Maj. Kong Le, a well-known personality in Laos in the early sixties (he was the cover of Time in 1964), and who at one point promoted himself to general, is highlighted in this volume. He was an important player in Lao politics and the military, and a highly competent commander of one of the best Lao units in the war—the 2nd Parachute Battalion.  

When not leading coups against the government, the nominally neutralist leader would switch sides when it suited him. At one point he joined with the communist Pathet Lao and the North Vietnamese and received military assitance from the Soviet Union. In the end, he became irrelevant and departed Laos.  
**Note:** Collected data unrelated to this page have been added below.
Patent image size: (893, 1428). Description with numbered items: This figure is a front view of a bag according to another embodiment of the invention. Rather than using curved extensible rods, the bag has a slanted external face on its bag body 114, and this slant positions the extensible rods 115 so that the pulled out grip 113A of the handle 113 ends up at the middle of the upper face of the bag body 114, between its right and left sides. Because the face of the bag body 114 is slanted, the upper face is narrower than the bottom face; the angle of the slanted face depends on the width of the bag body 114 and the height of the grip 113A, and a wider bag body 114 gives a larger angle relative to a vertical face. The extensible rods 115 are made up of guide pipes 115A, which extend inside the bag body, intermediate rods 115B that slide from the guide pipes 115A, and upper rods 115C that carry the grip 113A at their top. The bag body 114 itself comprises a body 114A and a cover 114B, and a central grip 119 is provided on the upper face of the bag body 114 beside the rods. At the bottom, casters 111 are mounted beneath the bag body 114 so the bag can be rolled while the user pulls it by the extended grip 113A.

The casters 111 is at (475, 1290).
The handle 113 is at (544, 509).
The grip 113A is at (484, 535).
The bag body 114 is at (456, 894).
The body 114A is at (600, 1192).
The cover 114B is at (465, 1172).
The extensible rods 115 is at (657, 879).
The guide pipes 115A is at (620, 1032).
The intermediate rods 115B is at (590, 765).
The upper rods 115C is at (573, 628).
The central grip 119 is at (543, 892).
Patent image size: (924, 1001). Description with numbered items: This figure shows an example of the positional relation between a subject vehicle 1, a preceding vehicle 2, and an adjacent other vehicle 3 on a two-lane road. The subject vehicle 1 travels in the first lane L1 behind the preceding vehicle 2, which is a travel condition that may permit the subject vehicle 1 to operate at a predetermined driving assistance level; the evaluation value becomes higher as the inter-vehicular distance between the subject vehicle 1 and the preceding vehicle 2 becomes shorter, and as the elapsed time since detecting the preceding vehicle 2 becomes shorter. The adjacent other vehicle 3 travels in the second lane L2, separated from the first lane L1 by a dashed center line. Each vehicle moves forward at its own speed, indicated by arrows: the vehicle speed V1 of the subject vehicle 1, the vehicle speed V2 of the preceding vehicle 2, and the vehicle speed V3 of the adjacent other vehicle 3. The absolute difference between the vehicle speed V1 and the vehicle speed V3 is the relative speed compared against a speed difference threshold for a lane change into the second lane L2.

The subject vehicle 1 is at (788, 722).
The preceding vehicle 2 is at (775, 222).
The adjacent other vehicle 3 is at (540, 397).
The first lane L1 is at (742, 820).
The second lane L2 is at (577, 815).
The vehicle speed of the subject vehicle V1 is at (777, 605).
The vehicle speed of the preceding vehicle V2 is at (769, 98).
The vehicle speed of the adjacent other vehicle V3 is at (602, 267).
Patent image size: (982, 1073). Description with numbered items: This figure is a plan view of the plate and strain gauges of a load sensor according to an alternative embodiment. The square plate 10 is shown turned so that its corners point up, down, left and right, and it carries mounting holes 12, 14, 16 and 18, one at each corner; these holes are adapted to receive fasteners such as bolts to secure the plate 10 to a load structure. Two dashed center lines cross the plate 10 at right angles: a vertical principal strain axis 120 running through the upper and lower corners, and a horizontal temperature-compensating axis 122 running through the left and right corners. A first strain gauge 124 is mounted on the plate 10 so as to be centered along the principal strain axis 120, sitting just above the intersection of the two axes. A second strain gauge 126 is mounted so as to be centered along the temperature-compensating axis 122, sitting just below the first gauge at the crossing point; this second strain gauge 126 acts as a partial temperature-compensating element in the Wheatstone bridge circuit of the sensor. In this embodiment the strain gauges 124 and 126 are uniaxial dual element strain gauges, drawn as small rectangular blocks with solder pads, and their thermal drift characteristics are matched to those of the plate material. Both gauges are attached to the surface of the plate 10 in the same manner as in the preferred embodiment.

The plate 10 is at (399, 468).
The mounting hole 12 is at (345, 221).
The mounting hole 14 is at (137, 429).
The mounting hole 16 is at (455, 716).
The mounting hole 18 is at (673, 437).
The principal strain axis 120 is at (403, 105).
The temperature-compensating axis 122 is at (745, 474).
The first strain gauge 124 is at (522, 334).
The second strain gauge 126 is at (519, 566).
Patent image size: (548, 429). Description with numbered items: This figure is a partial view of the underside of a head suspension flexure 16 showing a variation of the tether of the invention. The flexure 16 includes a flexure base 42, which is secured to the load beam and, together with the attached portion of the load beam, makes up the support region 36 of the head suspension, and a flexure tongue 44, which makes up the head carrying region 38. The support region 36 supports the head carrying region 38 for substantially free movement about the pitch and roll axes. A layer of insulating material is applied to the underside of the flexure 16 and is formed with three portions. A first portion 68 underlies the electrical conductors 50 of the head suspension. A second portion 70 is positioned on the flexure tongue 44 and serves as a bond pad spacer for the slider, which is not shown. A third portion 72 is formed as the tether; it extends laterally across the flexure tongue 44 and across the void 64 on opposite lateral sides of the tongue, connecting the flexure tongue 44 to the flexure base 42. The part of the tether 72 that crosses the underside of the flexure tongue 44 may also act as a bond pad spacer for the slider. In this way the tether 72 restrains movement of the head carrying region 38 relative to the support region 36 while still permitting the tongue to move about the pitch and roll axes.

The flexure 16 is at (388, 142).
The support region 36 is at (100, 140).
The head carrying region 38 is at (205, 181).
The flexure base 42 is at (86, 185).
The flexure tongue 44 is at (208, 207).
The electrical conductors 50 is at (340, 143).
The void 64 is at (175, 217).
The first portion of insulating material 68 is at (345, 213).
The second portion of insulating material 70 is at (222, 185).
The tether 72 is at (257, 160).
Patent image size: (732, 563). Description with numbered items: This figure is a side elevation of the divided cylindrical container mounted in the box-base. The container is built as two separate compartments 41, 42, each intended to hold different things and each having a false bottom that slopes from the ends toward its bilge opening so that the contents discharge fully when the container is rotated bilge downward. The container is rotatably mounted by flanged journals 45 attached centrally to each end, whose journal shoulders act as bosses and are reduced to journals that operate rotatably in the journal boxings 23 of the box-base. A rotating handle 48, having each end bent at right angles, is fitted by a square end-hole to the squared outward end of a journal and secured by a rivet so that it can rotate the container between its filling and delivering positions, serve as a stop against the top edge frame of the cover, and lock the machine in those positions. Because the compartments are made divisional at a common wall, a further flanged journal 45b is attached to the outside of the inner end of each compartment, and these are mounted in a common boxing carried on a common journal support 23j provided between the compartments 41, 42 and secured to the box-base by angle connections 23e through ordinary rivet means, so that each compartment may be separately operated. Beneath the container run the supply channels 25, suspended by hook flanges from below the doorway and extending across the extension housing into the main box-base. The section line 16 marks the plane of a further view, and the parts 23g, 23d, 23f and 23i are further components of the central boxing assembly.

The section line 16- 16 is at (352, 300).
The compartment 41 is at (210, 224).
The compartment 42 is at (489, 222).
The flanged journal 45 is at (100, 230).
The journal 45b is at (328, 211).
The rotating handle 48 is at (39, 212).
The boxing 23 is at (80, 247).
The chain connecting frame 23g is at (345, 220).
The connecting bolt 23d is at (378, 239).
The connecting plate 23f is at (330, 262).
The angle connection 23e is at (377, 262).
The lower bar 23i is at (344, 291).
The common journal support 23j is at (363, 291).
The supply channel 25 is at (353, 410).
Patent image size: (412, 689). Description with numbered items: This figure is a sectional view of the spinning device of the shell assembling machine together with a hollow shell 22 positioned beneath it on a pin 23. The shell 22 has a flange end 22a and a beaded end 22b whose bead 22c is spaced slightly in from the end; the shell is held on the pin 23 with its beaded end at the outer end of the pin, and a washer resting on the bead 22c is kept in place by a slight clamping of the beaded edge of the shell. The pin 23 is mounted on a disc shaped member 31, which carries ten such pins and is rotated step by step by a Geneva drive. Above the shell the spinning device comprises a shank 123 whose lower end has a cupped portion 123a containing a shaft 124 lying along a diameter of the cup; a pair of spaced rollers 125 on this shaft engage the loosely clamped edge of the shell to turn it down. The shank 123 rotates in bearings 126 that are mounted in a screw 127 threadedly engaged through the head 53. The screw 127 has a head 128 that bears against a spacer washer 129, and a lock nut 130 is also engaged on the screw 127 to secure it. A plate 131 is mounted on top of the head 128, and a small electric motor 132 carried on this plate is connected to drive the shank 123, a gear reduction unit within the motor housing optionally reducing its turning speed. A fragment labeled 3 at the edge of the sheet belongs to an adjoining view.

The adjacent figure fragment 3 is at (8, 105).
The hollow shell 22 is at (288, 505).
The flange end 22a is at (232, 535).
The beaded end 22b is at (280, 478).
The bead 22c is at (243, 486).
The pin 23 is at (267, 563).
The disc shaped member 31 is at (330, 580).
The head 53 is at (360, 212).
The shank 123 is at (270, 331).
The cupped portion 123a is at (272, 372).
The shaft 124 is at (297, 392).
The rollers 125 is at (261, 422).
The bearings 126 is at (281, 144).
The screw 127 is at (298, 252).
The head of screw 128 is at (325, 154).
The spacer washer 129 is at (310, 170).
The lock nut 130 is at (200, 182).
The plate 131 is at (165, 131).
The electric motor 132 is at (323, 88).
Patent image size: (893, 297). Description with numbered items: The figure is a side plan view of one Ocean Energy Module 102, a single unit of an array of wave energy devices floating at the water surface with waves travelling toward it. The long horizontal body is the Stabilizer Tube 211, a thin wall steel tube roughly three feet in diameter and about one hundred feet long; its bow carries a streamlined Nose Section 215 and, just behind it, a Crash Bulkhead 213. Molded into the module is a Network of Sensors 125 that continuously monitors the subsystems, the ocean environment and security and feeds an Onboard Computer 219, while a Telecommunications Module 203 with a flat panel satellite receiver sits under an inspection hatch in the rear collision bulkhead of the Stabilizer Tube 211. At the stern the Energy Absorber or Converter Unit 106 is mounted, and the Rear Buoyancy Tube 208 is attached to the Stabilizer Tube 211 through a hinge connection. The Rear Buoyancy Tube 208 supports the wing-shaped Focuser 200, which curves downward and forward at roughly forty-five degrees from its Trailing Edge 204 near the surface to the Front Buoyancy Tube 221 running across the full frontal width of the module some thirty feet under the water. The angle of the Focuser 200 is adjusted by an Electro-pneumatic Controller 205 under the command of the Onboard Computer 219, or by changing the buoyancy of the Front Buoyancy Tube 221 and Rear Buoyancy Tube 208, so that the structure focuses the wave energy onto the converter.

Kong Le was not alone in staging coups. Rightists were keen to overthrow Laos’ Geneva Accords-directed coalition government and pursued that end through repeated coups. Because political allegiances were the driving factor in the Lao military you have to pay close attention when reading this book to follow who was doing what to whom at any given time.

Only when the war ended in 1975 and the communists took total and vindictive control did it become clear how tragic it was that the Lao military failed to unify and focus its energies on defeating the true enemy.

The book’s title, Erawan, is a mythological three-headed elephant common in Thai, Lao, and Khmer culture. It prominently appeared in the center of the red Lao national flag that was used until the end of the war.

This concise book is rich in photographs and illustrations. Careful reading will reveal the tragedy that befell Laos despite all the aid that the United States provided. From that perspective it is an important read.